Vanwege hun anatomische ligging en botdikte zijn daarom vaak de orbitale holtes betrokken, vooral ter hoogte van hun onderwand (bodem van de baan).Bovendien kunnen bij deze fracturen verschillende andere structuren betrokken zijn: de oculaire musculatuur ( rectus en inferieure schuine spier), de oogbol, de optische en infraorbitale zenuw, de oftalmische slagader en ader.

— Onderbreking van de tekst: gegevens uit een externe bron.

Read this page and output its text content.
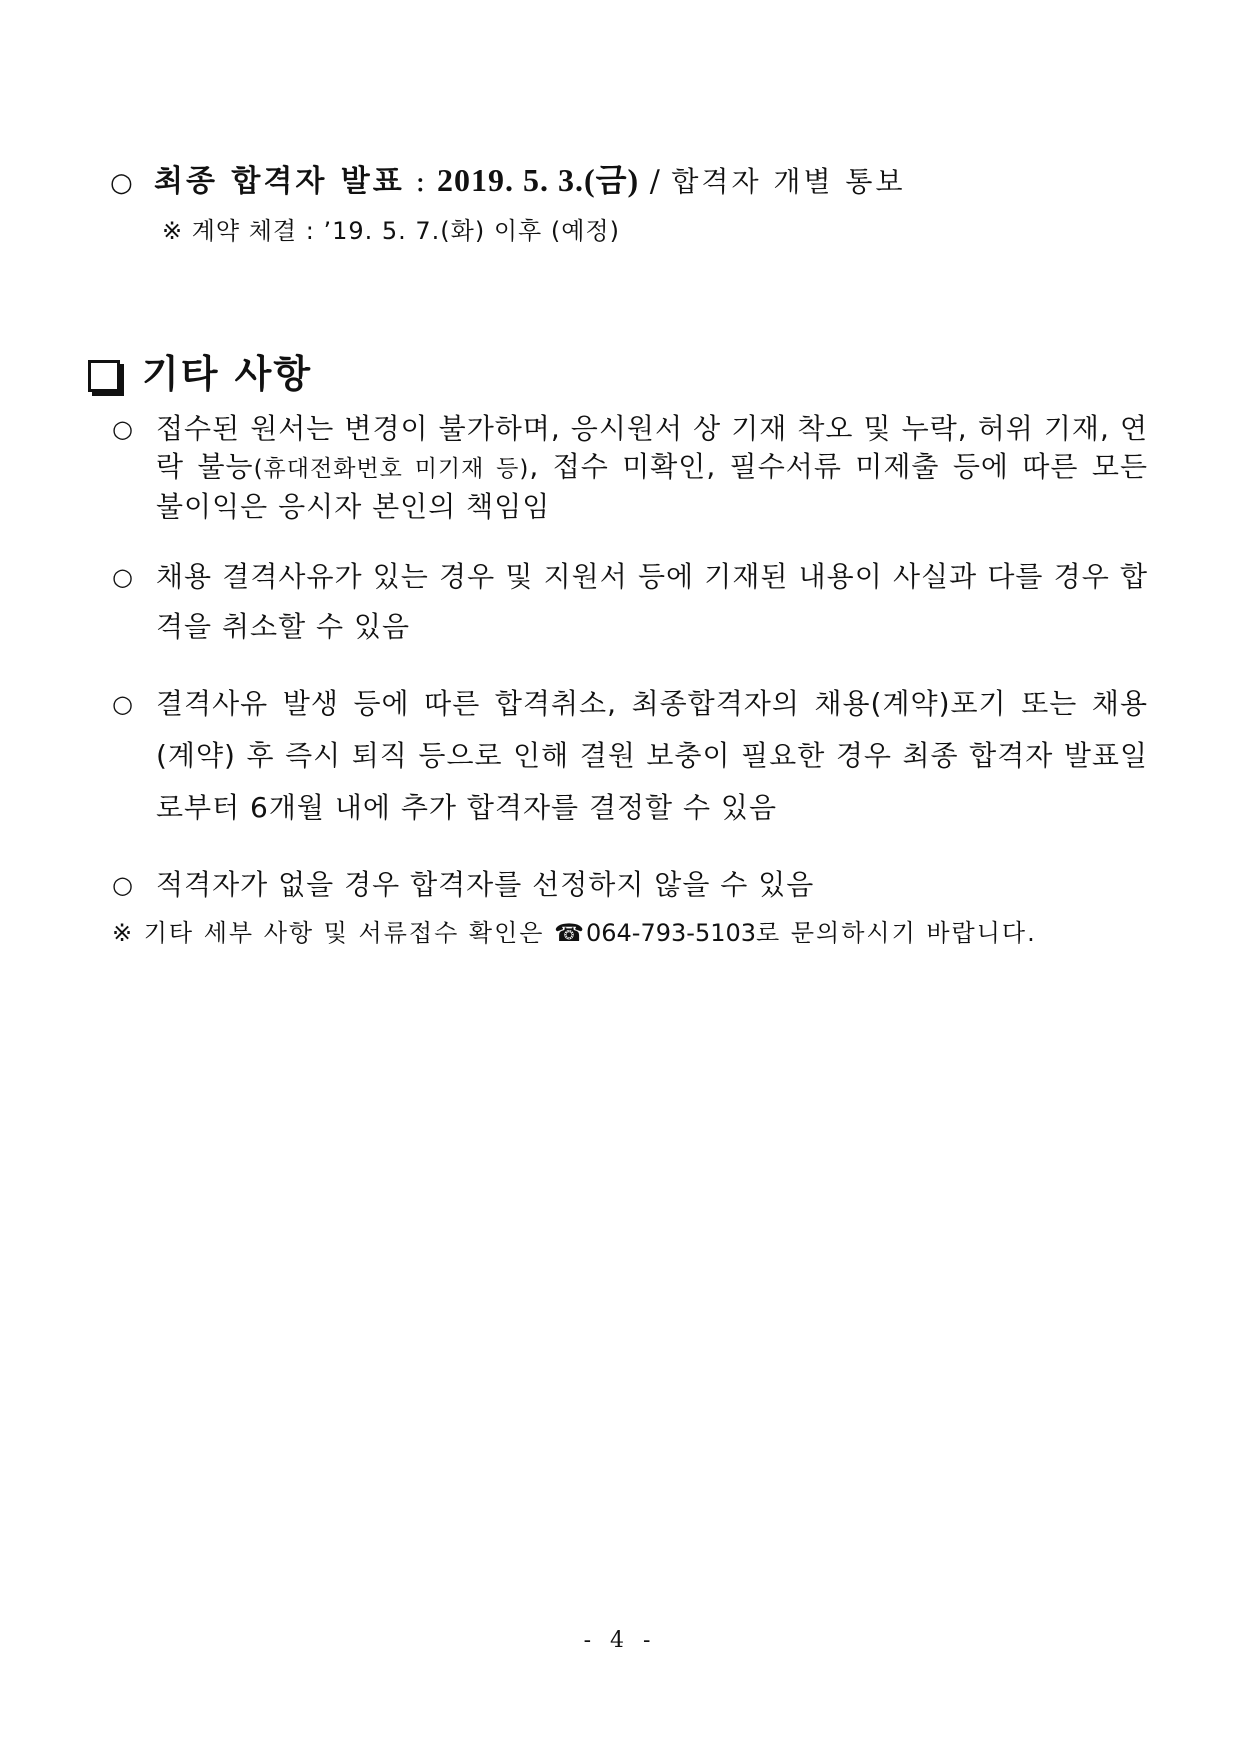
○ 최종 합격자 발표 : 2019. 5. 3.(금) / 합격자 개별 통보
※ 계약 체결 : ’19. 5. 7.(화) 이후 (예정)
기타 사항
○ 접수된 원서는 변경이 불가하며, 응시원서 상 기재 착오 및 누락, 허위 기재, 연락 불능(휴대전화번호 미기재 등), 접수 미확인, 필수서류 미제출 등에 따른 모든 불이익은 응시자 본인의 책임임
○ 채용 결격사유가 있는 경우 및 지원서 등에 기재된 내용이 사실과 다를 경우 합격을 취소할 수 있음
○ 결격사유 발생 등에 따른 합격취소, 최종합격자의 채용(계약)포기 또는 채용(계약) 후 즉시 퇴직 등으로 인해 결원 보충이 필요한 경우 최종 합격자 발표일로부터 6개월 내에 추가 합격자를 결정할 수 있음
○ 적격자가 없을 경우 합격자를 선정하지 않을 수 있음
※ 기타 세부 사항 및 서류접수 확인은 ☎064-793-5103로 문의하시기 바랍니다.
- 4 -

Betrokkenheid van het orbitale complex kan worden aangegeven door oedeem of periorbitale ecchymose, door anesthesie van de infraorbitale zenuw, door enophthalmus, door diplopie en door veranderingen in oculaire motiliteit. Een laesie in de buurt van de baan vereist altijd een oogonderzoek, dat in ieder geval de beoordeling van gezichtsscherpte, pupilreacties en extraoculaire bewegingen omvat.